Garden Frittata

Garden Frittata - Camdy Coated Culinista

Garden Frittata – Camdy Coated Culinista

Mr. C. wanted an omelette for dinner and I immediately said “I’m going to make a frittata”. Then I said to myself a frittata is basically a thicker baked omelette or an egg cake right? I love how I just jump both feet into things sometimes.

Yield/Serving: 8 servings
Prep Time: 10 min.
Cook Time: 25 min.
Difficulty level is: Easy

Ingredients
• 2 tbsp unsalted butter
• Kernels from 1 corn, trimmed
• 4 cloves garlic
• 8 eggs
• ¼ cup 2% milk
• 1 cup parmesan cheese
• Black pepper, to taste
• Cayenne pepper, generous pinch
• 3 sprigs, green onion, thinly chopped
• 10 asparagus, trimmed & cut into pieces
• ¾ cup grape tomatoes, halved
• ½ green pepper, diced

Assembly
1. Preheat oven to 350°F.
2. On medium heat using a 12” cast-iron skillet, melt the two tablespoons butter.
3. Pour in the corn and garlic into the skillet and cook for a few minutes.
4. In a large bowl combine eggs, milk and whisk.
5. Add in the parmesan cheese, black pepper and cayenne pepper and whisk again.
6. Pour the remaining veggies into the bowl and mix.
7. Pour into cast-iron skillet and bake for 25 minutes, or until lightly browned and puffed.
8. Cut frittata and serve warm.

Tips
• Can be eaten warm or cold.
• Serve with a side salad or crusty baguette or even bacon.

Please Enjoy

Reviews
I gave my dad a portion and he loved it and asked for the recipe.

My thoughts
Absolutely delish and for my first time this came together quite easy. I had a lot of eggs in the fridge (thanks Costco) and I wanted to use some up and thought this was the way to go. I loved the freshness of all the vegetables and the saltiness of the parmesan cheese. This is a great dish to have as leftovers for lunch or breakfast and I did both I must say.

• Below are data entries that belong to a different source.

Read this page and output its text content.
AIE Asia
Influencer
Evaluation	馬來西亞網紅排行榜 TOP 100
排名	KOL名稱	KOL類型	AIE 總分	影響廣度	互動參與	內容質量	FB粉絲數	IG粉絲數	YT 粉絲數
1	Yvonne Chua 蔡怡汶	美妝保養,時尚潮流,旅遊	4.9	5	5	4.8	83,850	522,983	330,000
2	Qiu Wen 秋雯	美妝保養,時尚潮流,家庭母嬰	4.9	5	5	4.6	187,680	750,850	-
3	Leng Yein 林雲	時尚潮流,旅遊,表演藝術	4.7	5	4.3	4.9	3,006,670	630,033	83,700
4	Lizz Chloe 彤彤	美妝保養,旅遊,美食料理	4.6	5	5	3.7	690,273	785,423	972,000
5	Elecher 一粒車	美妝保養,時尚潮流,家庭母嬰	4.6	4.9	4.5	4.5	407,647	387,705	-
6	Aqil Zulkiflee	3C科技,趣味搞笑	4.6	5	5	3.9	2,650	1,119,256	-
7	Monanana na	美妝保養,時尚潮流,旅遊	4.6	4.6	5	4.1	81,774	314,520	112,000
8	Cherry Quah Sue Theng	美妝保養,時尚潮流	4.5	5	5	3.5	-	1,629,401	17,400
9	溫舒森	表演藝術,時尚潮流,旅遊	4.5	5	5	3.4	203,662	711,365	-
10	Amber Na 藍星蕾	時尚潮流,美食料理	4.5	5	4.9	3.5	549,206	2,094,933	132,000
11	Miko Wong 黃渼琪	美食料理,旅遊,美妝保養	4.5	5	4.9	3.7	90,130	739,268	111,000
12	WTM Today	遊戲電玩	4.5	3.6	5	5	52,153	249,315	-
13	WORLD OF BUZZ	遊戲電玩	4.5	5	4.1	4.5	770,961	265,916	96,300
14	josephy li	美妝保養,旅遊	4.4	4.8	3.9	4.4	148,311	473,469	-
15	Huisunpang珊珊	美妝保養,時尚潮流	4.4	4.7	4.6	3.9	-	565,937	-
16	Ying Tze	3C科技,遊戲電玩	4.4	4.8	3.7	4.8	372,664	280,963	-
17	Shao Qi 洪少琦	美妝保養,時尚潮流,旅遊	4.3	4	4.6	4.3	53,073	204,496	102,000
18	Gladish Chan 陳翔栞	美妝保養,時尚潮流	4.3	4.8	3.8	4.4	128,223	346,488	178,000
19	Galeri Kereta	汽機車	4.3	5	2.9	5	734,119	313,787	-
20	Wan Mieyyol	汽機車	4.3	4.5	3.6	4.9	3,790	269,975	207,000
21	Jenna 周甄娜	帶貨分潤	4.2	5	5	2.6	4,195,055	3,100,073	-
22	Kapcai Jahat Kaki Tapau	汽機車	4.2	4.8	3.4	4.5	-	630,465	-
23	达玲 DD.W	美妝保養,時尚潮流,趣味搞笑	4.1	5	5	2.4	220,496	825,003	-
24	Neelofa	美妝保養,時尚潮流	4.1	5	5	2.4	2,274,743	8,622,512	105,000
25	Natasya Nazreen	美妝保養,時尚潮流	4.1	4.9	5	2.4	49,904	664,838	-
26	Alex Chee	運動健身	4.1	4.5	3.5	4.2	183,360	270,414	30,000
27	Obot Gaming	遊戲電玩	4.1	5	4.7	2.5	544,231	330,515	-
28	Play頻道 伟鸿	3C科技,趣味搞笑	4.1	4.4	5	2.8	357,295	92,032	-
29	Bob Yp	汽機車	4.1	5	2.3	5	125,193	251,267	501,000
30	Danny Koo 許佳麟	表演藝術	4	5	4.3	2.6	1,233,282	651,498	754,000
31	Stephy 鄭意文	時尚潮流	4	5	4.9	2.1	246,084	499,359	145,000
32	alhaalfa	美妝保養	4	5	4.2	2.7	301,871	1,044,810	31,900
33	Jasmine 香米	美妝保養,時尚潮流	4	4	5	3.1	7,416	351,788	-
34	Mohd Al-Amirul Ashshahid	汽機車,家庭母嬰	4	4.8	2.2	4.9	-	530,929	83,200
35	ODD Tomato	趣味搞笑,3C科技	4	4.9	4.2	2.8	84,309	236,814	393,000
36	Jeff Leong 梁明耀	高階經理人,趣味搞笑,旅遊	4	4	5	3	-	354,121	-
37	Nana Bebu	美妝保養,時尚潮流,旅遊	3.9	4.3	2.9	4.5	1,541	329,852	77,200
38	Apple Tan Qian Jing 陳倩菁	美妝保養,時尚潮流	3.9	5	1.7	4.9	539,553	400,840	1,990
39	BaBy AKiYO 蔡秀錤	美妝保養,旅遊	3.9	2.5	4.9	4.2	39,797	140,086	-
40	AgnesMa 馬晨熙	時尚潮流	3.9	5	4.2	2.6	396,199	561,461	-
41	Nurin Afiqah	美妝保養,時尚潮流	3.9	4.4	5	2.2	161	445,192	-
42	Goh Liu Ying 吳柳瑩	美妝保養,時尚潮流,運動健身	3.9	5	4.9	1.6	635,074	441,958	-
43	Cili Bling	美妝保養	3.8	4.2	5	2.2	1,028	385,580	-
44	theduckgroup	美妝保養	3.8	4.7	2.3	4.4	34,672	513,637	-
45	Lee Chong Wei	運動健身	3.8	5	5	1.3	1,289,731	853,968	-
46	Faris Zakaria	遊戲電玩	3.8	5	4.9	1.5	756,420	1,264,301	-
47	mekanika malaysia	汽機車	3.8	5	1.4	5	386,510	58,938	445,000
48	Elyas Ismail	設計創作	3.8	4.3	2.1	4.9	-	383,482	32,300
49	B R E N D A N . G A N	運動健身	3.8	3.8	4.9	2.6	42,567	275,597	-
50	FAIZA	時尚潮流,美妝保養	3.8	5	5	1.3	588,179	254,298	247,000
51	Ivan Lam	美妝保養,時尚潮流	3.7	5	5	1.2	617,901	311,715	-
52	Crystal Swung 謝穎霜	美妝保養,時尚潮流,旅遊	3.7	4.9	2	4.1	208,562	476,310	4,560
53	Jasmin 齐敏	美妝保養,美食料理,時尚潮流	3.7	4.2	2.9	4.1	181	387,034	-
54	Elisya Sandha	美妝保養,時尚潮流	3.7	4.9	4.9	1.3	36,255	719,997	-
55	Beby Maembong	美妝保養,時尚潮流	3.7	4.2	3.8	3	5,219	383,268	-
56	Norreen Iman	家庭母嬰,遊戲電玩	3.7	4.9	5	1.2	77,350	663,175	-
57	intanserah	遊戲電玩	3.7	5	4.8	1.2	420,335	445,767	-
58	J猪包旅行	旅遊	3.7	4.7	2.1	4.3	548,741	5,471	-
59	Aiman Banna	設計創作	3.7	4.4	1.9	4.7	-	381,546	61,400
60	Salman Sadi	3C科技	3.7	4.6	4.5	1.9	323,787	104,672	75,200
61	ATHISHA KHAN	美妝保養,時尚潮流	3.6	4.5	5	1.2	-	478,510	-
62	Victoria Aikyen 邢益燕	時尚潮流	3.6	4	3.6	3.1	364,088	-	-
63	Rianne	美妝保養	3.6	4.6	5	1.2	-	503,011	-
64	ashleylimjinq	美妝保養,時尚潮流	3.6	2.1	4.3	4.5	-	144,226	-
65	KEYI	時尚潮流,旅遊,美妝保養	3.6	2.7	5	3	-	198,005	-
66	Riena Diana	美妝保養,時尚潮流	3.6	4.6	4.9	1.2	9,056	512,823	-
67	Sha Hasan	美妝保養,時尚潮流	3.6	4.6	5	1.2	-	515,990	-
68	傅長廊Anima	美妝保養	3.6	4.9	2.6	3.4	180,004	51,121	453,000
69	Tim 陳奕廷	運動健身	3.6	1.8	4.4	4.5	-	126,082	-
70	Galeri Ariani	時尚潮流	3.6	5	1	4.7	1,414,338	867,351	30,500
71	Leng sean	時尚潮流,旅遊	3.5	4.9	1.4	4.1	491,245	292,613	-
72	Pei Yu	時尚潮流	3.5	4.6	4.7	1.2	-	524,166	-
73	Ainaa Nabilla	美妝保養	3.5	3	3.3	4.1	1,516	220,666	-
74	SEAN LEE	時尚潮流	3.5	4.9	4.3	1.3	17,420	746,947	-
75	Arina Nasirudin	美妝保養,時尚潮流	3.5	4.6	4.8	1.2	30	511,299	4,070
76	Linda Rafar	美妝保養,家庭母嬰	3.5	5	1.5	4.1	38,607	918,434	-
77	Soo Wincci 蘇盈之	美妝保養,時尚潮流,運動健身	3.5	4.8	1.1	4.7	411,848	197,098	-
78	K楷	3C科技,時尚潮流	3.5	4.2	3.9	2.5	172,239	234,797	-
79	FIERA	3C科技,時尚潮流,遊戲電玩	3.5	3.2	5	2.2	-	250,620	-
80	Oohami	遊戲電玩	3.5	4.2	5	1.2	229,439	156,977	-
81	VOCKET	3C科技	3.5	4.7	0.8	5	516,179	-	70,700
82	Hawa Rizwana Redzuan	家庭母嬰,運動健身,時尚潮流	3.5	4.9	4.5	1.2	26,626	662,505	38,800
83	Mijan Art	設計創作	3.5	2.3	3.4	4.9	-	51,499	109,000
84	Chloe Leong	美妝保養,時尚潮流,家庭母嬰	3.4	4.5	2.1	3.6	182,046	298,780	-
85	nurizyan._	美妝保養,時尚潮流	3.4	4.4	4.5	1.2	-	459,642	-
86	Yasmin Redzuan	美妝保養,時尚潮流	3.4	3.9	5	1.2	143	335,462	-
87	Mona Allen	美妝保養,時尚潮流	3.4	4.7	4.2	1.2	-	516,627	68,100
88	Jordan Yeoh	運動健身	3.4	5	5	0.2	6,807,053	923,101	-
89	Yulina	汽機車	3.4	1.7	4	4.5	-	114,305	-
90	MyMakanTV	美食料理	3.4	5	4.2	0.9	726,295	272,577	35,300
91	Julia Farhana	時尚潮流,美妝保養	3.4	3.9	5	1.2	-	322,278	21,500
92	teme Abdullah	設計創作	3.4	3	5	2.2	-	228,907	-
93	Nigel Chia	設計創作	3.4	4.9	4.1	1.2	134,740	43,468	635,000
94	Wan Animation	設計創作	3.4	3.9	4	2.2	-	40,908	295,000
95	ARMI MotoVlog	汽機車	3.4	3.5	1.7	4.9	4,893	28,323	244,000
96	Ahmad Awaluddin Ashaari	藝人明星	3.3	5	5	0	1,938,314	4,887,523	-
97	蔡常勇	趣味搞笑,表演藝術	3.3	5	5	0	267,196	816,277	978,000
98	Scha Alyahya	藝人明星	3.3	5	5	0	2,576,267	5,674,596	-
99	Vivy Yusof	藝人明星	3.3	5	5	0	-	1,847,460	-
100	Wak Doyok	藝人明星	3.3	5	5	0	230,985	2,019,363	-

I could taste the sweetness of the corn and burst of tomatoes with every bite and I didn’t add any salt believing that the parmesan cheese would be salty enough and it was. When the frittata came out of the oven one side looked like a mountain and I was wondering how in the world did I mess this up. Five minutes later when the frittata deflated I felt a lot better and happier. It was golden brown and smelt delightful. I served ours with bacon as I love my bacon & eggs and our light dinner was quite filling but still light.